Within weeks of applying for a job as an English teacher to kindergarteners in Hungary, she was accepted, and in August 2017, she made the move to Hungary. It is now seven years later, and she is still here, but now working in a completely different field.

After losing her job during COVID-19, she re-vamped her previous blog so successfully that businesses started to approach her to help redesign their own blogs and social media. In 2021, she was hired as a remote digital marketing strategist by an agency in Philadelphia.

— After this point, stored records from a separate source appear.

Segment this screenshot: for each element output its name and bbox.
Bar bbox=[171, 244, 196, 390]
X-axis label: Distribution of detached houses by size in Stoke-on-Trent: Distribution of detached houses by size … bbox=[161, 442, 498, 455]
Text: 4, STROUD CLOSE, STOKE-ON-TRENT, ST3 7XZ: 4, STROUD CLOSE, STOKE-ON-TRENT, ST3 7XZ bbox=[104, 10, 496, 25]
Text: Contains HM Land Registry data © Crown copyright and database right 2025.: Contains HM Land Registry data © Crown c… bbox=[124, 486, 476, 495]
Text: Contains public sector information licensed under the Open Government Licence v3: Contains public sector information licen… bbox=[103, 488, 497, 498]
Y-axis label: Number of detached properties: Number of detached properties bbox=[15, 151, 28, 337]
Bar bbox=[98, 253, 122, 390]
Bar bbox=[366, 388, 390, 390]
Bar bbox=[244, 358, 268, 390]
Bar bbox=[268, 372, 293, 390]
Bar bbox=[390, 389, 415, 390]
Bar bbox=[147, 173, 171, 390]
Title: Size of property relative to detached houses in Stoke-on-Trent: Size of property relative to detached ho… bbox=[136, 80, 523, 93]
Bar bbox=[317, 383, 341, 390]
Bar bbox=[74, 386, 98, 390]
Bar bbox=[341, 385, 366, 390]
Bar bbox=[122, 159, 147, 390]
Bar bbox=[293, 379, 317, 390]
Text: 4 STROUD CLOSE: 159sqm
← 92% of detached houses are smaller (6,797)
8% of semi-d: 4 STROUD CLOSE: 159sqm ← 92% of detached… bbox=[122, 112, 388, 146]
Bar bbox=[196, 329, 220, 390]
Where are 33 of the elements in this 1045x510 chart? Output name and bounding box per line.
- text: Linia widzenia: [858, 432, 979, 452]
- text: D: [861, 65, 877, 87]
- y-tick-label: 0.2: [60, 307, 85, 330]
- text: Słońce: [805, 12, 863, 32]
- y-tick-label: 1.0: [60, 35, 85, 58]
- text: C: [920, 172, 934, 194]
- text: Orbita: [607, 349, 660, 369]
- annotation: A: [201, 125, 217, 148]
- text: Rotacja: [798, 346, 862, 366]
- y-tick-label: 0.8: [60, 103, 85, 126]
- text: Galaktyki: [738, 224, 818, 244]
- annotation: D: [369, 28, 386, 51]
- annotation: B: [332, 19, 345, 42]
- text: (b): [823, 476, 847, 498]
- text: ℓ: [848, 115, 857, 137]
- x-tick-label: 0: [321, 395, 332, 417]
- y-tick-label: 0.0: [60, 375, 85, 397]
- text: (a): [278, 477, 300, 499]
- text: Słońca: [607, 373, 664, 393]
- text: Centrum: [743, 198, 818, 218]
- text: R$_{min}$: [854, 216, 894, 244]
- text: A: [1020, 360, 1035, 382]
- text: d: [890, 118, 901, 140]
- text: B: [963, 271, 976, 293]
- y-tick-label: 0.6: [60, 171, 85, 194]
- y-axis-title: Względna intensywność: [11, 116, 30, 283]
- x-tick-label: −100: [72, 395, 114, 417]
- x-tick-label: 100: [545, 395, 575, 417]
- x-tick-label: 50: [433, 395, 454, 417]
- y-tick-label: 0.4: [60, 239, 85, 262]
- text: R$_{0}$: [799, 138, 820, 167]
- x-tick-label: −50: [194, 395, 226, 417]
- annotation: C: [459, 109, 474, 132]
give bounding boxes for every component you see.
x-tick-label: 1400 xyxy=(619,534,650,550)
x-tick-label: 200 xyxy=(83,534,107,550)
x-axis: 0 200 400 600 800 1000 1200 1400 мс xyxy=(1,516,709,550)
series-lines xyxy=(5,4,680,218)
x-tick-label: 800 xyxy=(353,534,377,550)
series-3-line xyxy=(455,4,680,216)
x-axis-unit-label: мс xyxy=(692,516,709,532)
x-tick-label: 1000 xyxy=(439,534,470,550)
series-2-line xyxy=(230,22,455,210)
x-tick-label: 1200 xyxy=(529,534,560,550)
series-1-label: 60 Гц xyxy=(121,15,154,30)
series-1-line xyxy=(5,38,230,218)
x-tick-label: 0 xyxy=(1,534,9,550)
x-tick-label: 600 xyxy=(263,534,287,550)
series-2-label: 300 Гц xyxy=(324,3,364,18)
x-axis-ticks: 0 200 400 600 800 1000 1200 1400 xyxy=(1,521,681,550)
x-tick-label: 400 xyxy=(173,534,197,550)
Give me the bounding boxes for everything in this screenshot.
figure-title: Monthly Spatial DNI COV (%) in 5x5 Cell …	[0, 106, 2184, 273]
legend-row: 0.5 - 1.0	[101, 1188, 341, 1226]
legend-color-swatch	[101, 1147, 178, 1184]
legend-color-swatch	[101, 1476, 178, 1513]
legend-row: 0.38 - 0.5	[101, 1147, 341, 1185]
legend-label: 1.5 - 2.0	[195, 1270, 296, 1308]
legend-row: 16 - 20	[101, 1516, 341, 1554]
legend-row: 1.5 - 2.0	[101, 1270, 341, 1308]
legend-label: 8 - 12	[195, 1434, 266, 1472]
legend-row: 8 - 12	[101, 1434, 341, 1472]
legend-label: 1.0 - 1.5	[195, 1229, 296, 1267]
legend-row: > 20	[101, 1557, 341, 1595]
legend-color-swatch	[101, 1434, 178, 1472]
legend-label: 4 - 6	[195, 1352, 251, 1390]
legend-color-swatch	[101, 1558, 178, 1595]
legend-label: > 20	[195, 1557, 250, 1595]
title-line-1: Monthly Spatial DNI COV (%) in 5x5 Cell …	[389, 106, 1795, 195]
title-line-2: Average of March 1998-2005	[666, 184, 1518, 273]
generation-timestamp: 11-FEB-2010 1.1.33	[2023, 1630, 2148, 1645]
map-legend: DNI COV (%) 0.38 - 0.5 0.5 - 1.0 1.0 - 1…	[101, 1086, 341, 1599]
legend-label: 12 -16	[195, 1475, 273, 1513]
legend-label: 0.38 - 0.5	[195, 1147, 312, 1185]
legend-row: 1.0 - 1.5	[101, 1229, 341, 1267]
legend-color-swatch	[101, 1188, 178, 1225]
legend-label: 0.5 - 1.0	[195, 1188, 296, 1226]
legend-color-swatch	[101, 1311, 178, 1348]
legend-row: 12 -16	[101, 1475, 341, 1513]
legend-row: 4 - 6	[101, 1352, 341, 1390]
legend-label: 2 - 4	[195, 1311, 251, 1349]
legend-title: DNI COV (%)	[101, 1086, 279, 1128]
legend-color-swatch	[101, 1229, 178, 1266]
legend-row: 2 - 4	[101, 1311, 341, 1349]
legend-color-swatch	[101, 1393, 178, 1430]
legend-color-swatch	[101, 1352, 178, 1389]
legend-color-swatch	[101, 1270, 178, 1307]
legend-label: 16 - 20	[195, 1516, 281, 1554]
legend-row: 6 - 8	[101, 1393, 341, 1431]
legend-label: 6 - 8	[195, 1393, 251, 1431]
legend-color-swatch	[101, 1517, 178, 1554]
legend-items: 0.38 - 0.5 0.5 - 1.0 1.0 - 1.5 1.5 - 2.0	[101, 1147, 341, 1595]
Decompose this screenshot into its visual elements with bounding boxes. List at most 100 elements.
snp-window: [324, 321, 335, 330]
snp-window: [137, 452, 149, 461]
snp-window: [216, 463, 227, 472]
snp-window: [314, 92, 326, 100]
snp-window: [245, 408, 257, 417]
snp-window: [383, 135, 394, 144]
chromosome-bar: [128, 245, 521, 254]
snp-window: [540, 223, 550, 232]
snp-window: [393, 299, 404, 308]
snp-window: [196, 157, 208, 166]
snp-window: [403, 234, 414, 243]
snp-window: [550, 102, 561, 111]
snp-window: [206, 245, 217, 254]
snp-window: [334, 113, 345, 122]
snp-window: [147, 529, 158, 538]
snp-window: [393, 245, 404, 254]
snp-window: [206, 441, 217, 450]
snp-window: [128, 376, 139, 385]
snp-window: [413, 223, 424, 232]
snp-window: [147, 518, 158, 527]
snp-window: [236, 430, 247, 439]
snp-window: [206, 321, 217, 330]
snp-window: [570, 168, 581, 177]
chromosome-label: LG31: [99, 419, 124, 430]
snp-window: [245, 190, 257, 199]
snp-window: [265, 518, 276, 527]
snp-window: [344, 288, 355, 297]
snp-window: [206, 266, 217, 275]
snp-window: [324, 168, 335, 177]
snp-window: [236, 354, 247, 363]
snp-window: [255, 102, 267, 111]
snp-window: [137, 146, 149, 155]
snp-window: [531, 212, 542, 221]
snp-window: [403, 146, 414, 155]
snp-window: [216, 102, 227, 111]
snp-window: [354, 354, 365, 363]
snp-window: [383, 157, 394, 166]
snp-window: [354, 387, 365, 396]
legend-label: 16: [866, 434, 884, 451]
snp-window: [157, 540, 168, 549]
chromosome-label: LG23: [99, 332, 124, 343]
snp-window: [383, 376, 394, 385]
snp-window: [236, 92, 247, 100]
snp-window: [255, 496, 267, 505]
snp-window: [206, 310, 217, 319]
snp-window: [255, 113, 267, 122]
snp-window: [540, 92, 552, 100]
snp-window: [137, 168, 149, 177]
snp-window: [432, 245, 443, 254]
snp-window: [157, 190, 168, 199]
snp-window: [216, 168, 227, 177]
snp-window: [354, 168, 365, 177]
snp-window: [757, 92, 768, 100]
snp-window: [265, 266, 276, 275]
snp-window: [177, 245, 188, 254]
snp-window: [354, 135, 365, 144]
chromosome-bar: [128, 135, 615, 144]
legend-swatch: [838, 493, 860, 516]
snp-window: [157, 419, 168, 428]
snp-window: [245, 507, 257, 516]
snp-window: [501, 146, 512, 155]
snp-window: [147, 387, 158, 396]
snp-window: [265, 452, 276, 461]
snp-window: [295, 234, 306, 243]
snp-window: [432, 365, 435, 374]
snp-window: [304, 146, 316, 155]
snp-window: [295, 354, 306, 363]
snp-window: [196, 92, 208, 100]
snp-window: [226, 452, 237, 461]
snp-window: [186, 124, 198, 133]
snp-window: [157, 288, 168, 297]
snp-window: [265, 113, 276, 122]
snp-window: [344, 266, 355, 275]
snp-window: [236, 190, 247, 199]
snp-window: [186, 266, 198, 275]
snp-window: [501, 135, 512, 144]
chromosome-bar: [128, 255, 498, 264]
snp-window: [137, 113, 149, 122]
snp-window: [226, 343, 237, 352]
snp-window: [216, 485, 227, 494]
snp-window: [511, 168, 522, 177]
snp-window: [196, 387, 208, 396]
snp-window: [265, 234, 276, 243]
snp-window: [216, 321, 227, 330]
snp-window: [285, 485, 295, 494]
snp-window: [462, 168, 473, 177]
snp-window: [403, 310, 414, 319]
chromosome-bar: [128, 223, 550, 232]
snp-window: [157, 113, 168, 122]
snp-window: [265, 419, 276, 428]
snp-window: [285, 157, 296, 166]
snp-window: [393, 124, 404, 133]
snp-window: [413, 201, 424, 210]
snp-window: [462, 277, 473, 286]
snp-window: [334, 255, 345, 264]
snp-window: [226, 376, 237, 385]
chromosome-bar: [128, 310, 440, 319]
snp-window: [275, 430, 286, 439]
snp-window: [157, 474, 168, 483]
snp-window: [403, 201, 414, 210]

With her US salary, McGaha was able to reduce her working hours to 20 per week at the company, still earning “more than enough” to cover her monthly expenses.

“I’m grateful that living here has given me so many more options for how to spend and save,” she says. “If I lived in Seattle on my current salary, for example, I wouldn’t be able to enjoy the financial freedom I have now or the peace of mind.”

Who are digital nomads?

McGaha says she dreams of being a digital nomad: “I value having the freedom and flexibility that comes with working remotely, including the ability to weave in more travel into my schedule,” she says. “Some Fridays, I’ll hop on a train to the Hungarian countryside for a long weekend and work from there.”

But what is a digital nomad exactly? According to the Harvard Business Review, digital nomadism is “a lifestyle where one leverages remote work to travel and live in varying, often affordable locations around the world,” that “offers an alternative path away from expensive, long-term mortgages and a raft of possessions and instead opens the door for people to maximise their income by living in countries with lower costs of living.”